U.S. Soldier Adopts a Disabled Iraqi Boy

This is an amazing story of God stirring a U.S. soldier’s heart to adopt a boy with cerebral palsy from Iraq:
Click here to read the article.

Here are some quotes from the story:

Southworth prayed and talked with family and friends. His mother, who had cared for many disabled children, explained the difficulty. She also told him to take one step at a time and let God work. Southworth’s decision was cemented in spring 2004, while he and his comrades watched Mel Gibson’s film, “The Passion of the Christ.” Jesus Christ’s sacrifice moved him. He imagined meeting Christ and Ala’a in heaven, where Ala’a asked: “Baba, why didn’t you ever come back to get me?”

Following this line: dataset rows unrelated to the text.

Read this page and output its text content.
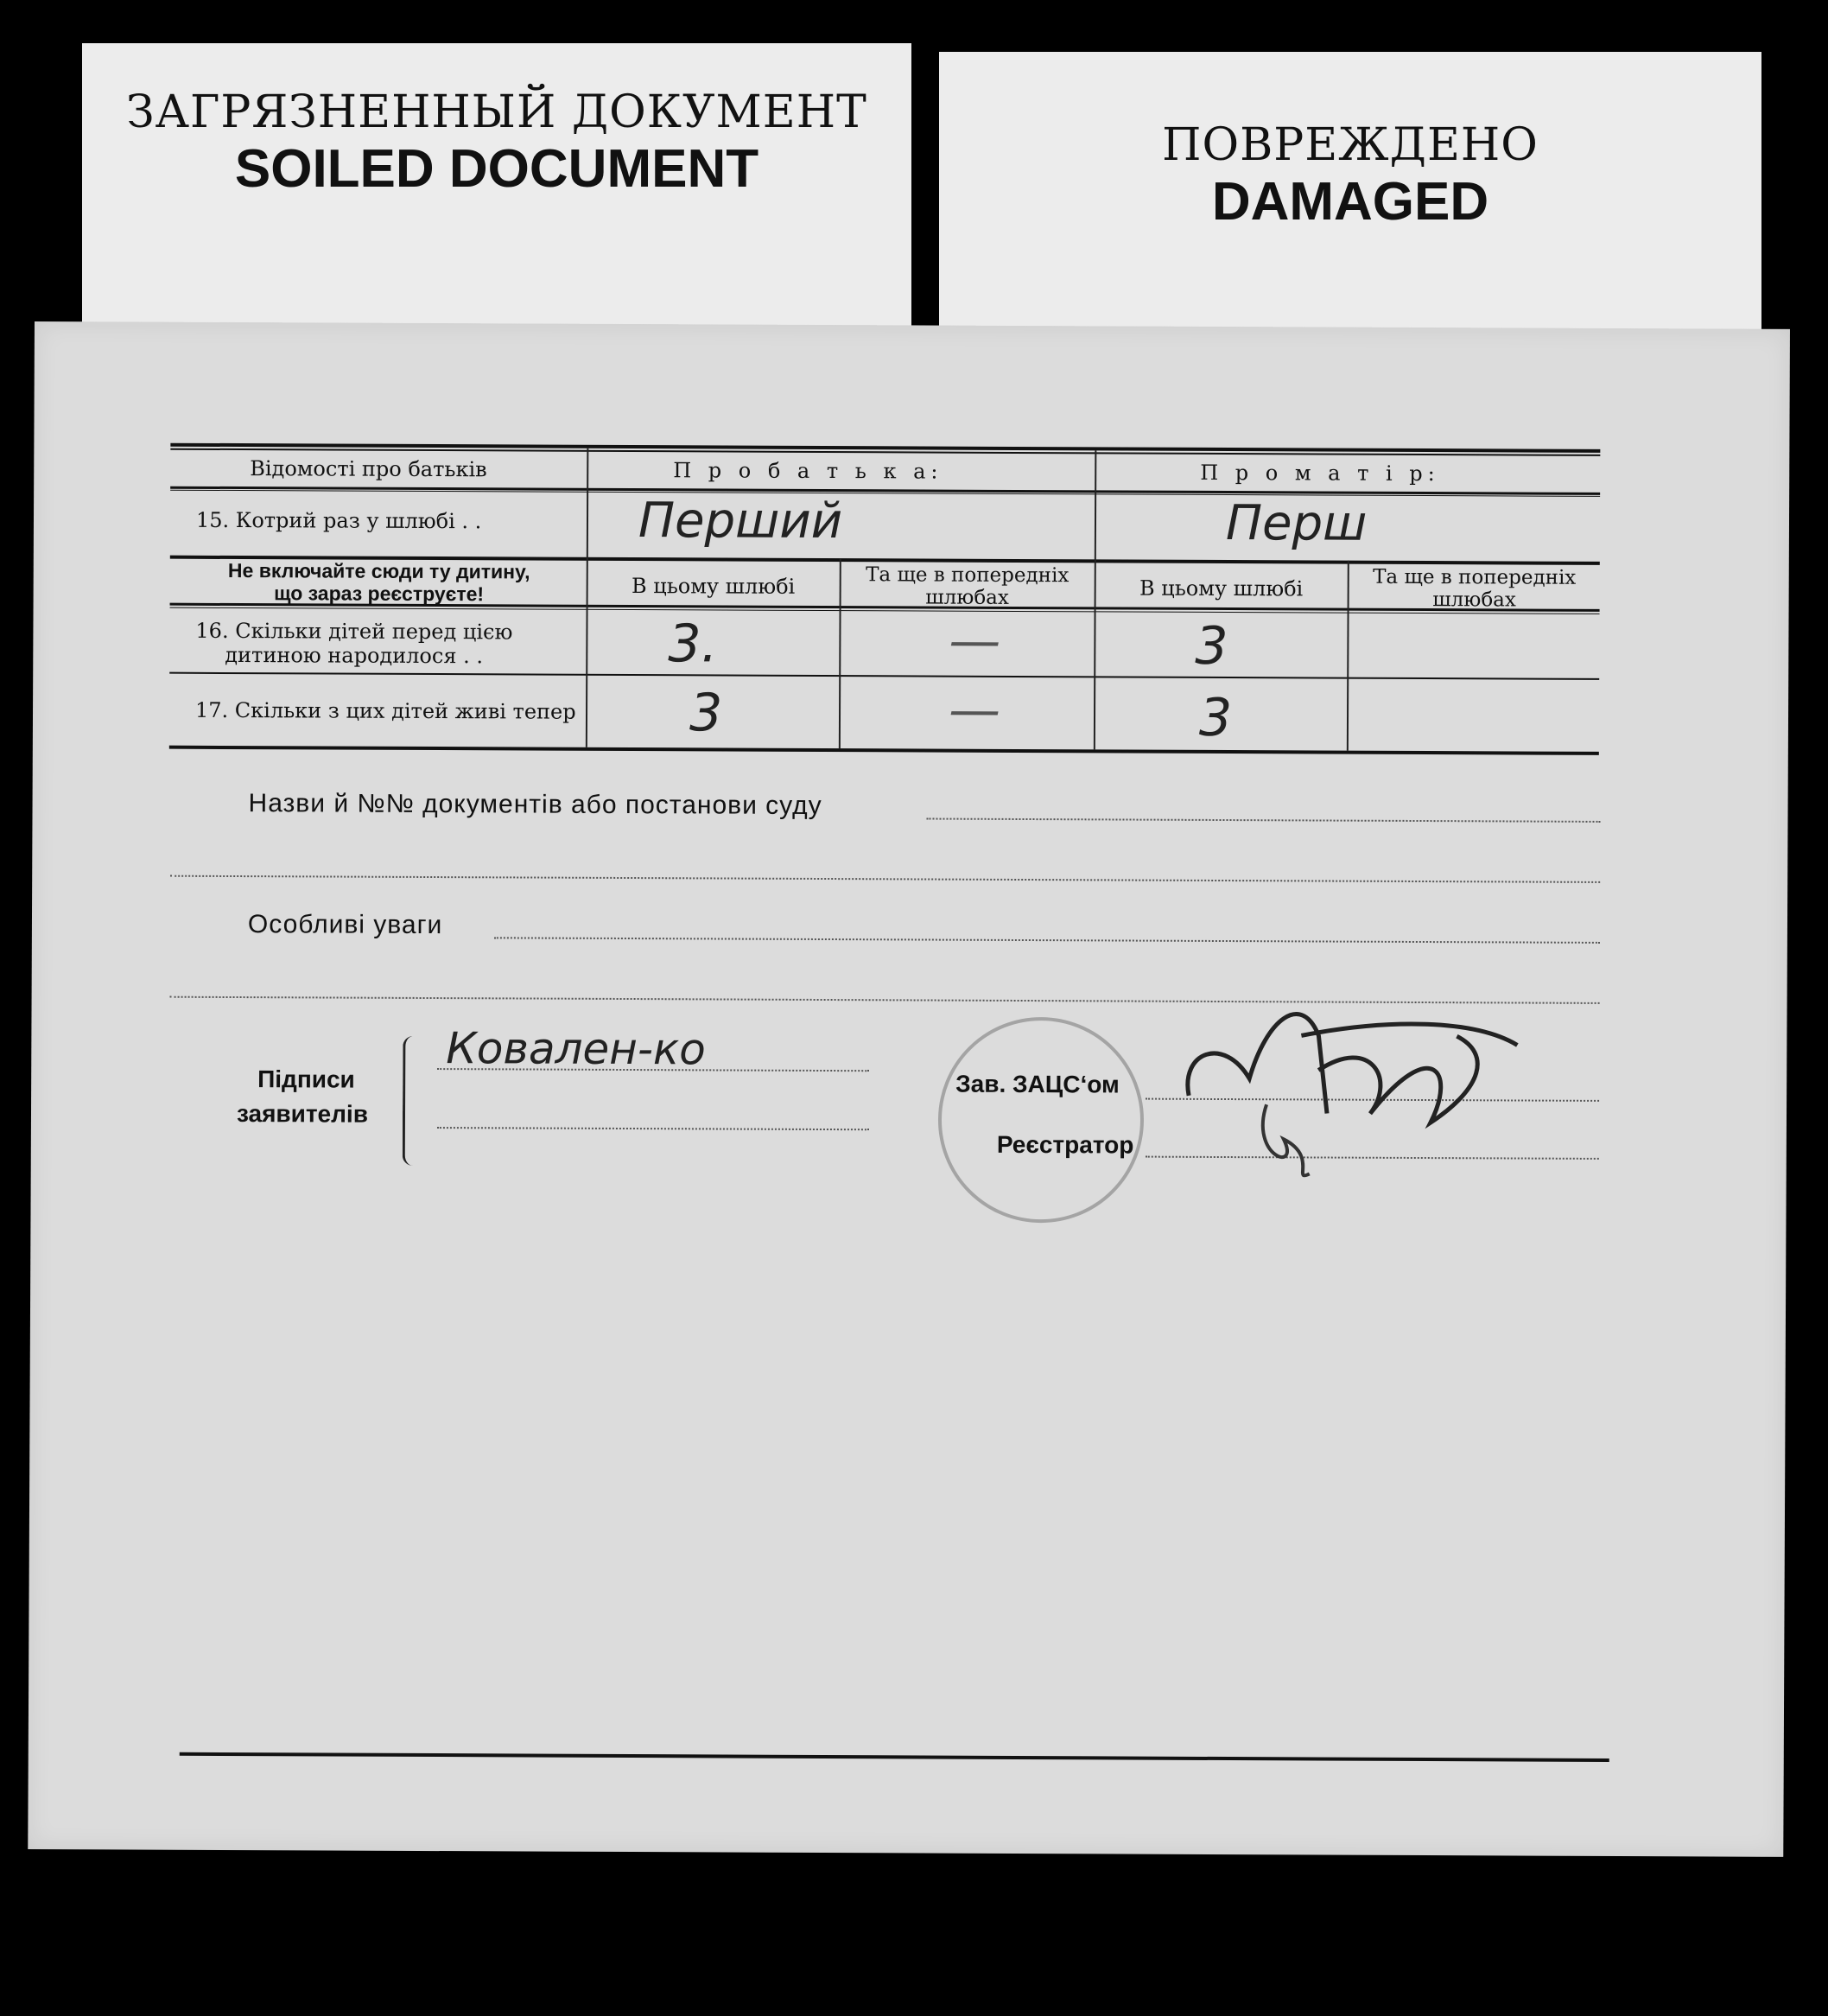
ЗАГРЯЗНЕННЫЙ ДОКУМЕНТ
SOILED DOCUMENT	ПОВРЕЖДЕНО
DAMAGED
Відомості про батьків	П р о б а т ь к а:	П р о м а т і р:
15. Котрий раз у шлюбі . .	Перший	Перш
Не включайте сюди ту дитину,
що зараз реєструєте!	В цьому шлюбі	Та ще в попередніх шлюбах	В цьому шлюбі	Та ще в попередніх шлюбах
16. Скільки дітей перед цією
дитиною народилося . .	3.	—	3
17. Скільки з цих дітей живі тепер 3	—	3
Назви й №№ документів або постанови суду
Особливі уваги
Підписи
заявителів
Ковален-ко
Зав. ЗАЦС‘ом
Реєстратор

He had no wife or home; he knew nothing of raising a disabled child; he had little money and planned to run for district attorney in his home county. Just as important, Iraqi law prohibits foreigners from adopting Iraqi children. 

Everything seemed to be in place. But when Southworth contacted an immigration attorney, he was told it would be nearly impossible to bring Ala’a to the United States.

Police found Ala’a abandoned on a Baghdad street at around 3 years old. No one knows where he came from. “We crossed political boundaries. We crossed religious boundaries. There was just a massive effort — all on behalf of this little boy who desperately needed people to actually take some action and not just feel sorry for him,” Southworth said.

He mailed the packet on Dec. 16, 2004, to the Department of Homeland Security. On New Year’s Eve, his cell phone rang. It was Ala’a. “What are you doing?” Scott asked him. “I was praying,'” Ala’a responded. “Well, what were you praying for?” “I prayed that you would come to take me to America,” Ala’a said. Southworth almost dropped the phone. Ala’a knew nothing of his efforts, and he couldn’t tell him yet for fear that the boy might inadvertently tell the wrong person, upending the delicate process.

But Ala’a — who picked out his own name, which means to be near God — knows he’s where he belongs. Southworth always said Ala’a picked him, not the other way around. They were brought together, Southworth believes, by a “web of miracles.”